A deliberately grounded approach from here:
Decide your total “space” budget first.
- Lock a percentage of total equities (say, 10%)
- Promise not to exceed it no matter how exciting the next rocket livestream looks
Build around IRDM and MDA as the spine.
- These are not perfect, but they are real businesses with customers, margins, and backlogs
- Accumulate gradually on drawdowns; don’t chase spikes
Treat RKLB and PL as higher-beta satellite positions.
- Starter positions only
- Add if Neutron shows genuine progress or if Planet finally proves operating leverage
Handle ASTS like a venture bet, not a stock.
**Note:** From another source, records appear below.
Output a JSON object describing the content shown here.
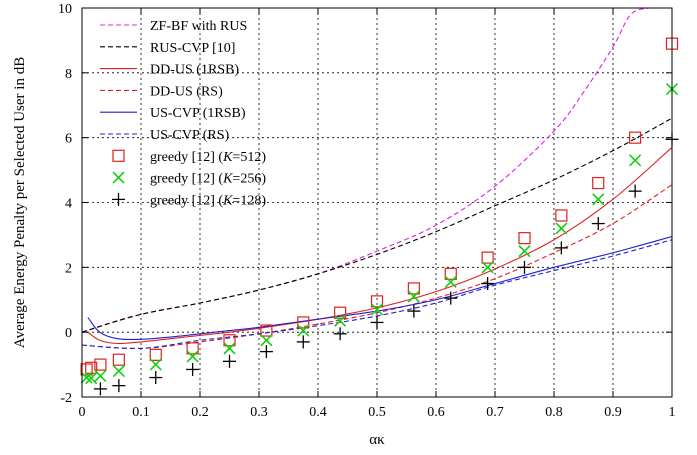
{
  "chart_data": {
    "type": "line",
    "xlabel": "ακ",
    "ylabel": "Average Energy Penalty per Selected User in dB",
    "xlim": [
      0,
      1
    ],
    "ylim": [
      -2,
      10
    ],
    "x_ticks": [
      0,
      0.1,
      0.2,
      0.3,
      0.4,
      0.5,
      0.6,
      0.7,
      0.8,
      0.9,
      1
    ],
    "x_tick_labels": [
      "0",
      "0.1",
      "0.2",
      "0.3",
      "0.4",
      "0.5",
      "0.6",
      "0.7",
      "0.8",
      "0.9",
      "1"
    ],
    "y_ticks": [
      -2,
      0,
      2,
      4,
      6,
      8,
      10
    ],
    "y_tick_labels": [
      "-2",
      "0",
      "2",
      "4",
      "6",
      "8",
      "10"
    ],
    "grid": true,
    "legend_position": "top-left",
    "series": [
      {
        "name": "ZF-BF with RUS",
        "style": "line",
        "dash": "dashed",
        "color": "#e020e0",
        "x": [
          0.0,
          0.05,
          0.1,
          0.2,
          0.3,
          0.4,
          0.5,
          0.6,
          0.7,
          0.8,
          0.85,
          0.9,
          0.93,
          0.96
        ],
        "y": [
          0.0,
          0.3,
          0.55,
          0.9,
          1.3,
          1.8,
          2.5,
          3.3,
          4.5,
          6.2,
          7.4,
          8.8,
          9.8,
          10.0
        ]
      },
      {
        "name": "RUS-CVP [10]",
        "style": "line",
        "dash": "dashed",
        "color": "#000000",
        "x": [
          0.0,
          0.1,
          0.2,
          0.3,
          0.4,
          0.5,
          0.6,
          0.7,
          0.8,
          0.9,
          1.0
        ],
        "y": [
          0.0,
          0.55,
          0.9,
          1.3,
          1.8,
          2.4,
          3.1,
          3.9,
          4.7,
          5.6,
          6.6
        ]
      },
      {
        "name": "DD-US (1RSB)",
        "style": "line",
        "dash": "solid",
        "color": "#e02020",
        "x": [
          0.01,
          0.03,
          0.06,
          0.1,
          0.15,
          0.2,
          0.25,
          0.3,
          0.4,
          0.5,
          0.6,
          0.7,
          0.8,
          0.9,
          1.0
        ],
        "y": [
          0.0,
          -0.25,
          -0.35,
          -0.3,
          -0.2,
          -0.1,
          0.0,
          0.12,
          0.4,
          0.75,
          1.25,
          1.95,
          2.85,
          4.1,
          5.7
        ]
      },
      {
        "name": "DD-US (RS)",
        "style": "line",
        "dash": "dashed",
        "color": "#e02020",
        "x": [
          0.0,
          0.1,
          0.2,
          0.3,
          0.4,
          0.5,
          0.6,
          0.7,
          0.8,
          0.9,
          1.0
        ],
        "y": [
          -0.4,
          -0.5,
          -0.3,
          -0.05,
          0.25,
          0.6,
          1.05,
          1.65,
          2.45,
          3.35,
          4.55
        ]
      },
      {
        "name": "US-CVP (1RSB)",
        "style": "line",
        "dash": "solid",
        "color": "#2020d0",
        "x": [
          0.01,
          0.03,
          0.06,
          0.1,
          0.15,
          0.2,
          0.25,
          0.3,
          0.4,
          0.5,
          0.6,
          0.7,
          0.8,
          0.9,
          1.0
        ],
        "y": [
          0.45,
          0.0,
          -0.2,
          -0.22,
          -0.15,
          -0.05,
          0.05,
          0.15,
          0.4,
          0.65,
          1.0,
          1.5,
          2.0,
          2.45,
          2.95
        ]
      },
      {
        "name": "US-CVP (RS)",
        "style": "line",
        "dash": "dashed",
        "color": "#2020d0",
        "x": [
          0.0,
          0.1,
          0.2,
          0.3,
          0.4,
          0.5,
          0.6,
          0.7,
          0.8,
          0.9,
          1.0
        ],
        "y": [
          -0.4,
          -0.5,
          -0.25,
          -0.05,
          0.2,
          0.5,
          0.9,
          1.45,
          1.9,
          2.35,
          2.85
        ]
      },
      {
        "name": "greedy [12] (K=512)",
        "name_parts": [
          "greedy [12] (",
          "K",
          "=512)"
        ],
        "style": "marker",
        "marker": "square",
        "color": "#e02020",
        "x": [
          0.0078,
          0.0156,
          0.0312,
          0.0625,
          0.125,
          0.1875,
          0.25,
          0.3125,
          0.375,
          0.4375,
          0.5,
          0.5625,
          0.625,
          0.6875,
          0.75,
          0.8125,
          0.875,
          0.9375,
          1.0
        ],
        "y": [
          -1.15,
          -1.1,
          -1.0,
          -0.85,
          -0.7,
          -0.5,
          -0.25,
          0.05,
          0.3,
          0.6,
          0.95,
          1.35,
          1.8,
          2.3,
          2.9,
          3.6,
          4.6,
          6.0,
          8.9
        ]
      },
      {
        "name": "greedy [12] (K=256)",
        "name_parts": [
          "greedy [12] (",
          "K",
          "=256)"
        ],
        "style": "marker",
        "marker": "x",
        "color": "#10d010",
        "x": [
          0.0078,
          0.0156,
          0.0312,
          0.0625,
          0.125,
          0.1875,
          0.25,
          0.3125,
          0.375,
          0.4375,
          0.5,
          0.5625,
          0.625,
          0.6875,
          0.75,
          0.8125,
          0.875,
          0.9375,
          1.0
        ],
        "y": [
          -1.4,
          -1.42,
          -1.35,
          -1.2,
          -1.0,
          -0.75,
          -0.5,
          -0.25,
          0.05,
          0.35,
          0.7,
          1.1,
          1.55,
          2.0,
          2.5,
          3.2,
          4.1,
          5.3,
          7.5
        ]
      },
      {
        "name": "greedy [12] (K=128)",
        "name_parts": [
          "greedy [12] (",
          "K",
          "=128)"
        ],
        "style": "marker",
        "marker": "plus",
        "color": "#000000",
        "x": [
          0.0312,
          0.0625,
          0.125,
          0.1875,
          0.25,
          0.3125,
          0.375,
          0.4375,
          0.5,
          0.5625,
          0.625,
          0.6875,
          0.75,
          0.8125,
          0.875,
          0.9375,
          1.0
        ],
        "y": [
          -1.75,
          -1.65,
          -1.4,
          -1.15,
          -0.9,
          -0.6,
          -0.3,
          -0.05,
          0.3,
          0.65,
          1.05,
          1.5,
          2.0,
          2.6,
          3.35,
          4.35,
          5.95
        ]
      }
    ]
  }
}
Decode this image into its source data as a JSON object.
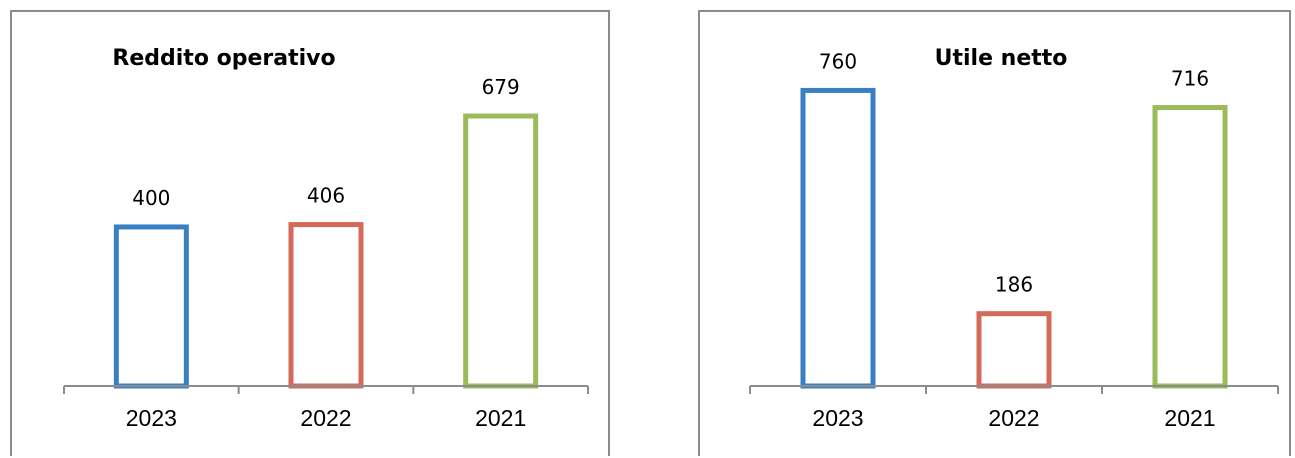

- Size assuming complete loss is possible
- Only add on fear, never on euphoria
- Watch BlueBird launches and partner behavior closely
Keep a foothold in diversified defense.
- Names like LMT, NOC, LHX, or an ETF like ITA, give exposure to space as a profitable line item inside diversified cash machines
- For many people, this will quietly outperform their careful hand-picked “pure-play space” basket over a decade
Be willing to be boring.
- The most lucrative move in a sector dominated by a single private giant might simply be:
- Own the defense primes
- Own one or two dull winners like IRDM
- Let everyone else fund the science experiments
Space as an industry not going away. Launch costs will likely keep dropping. Orbital capacity will keep expanding. More services will be built.
But the investable reality is cold: SpaceX captures most of the surplus.
Public investors get the edges.
The edge positions worth owning are now reasonably clear.
The hard part is resisting everything else.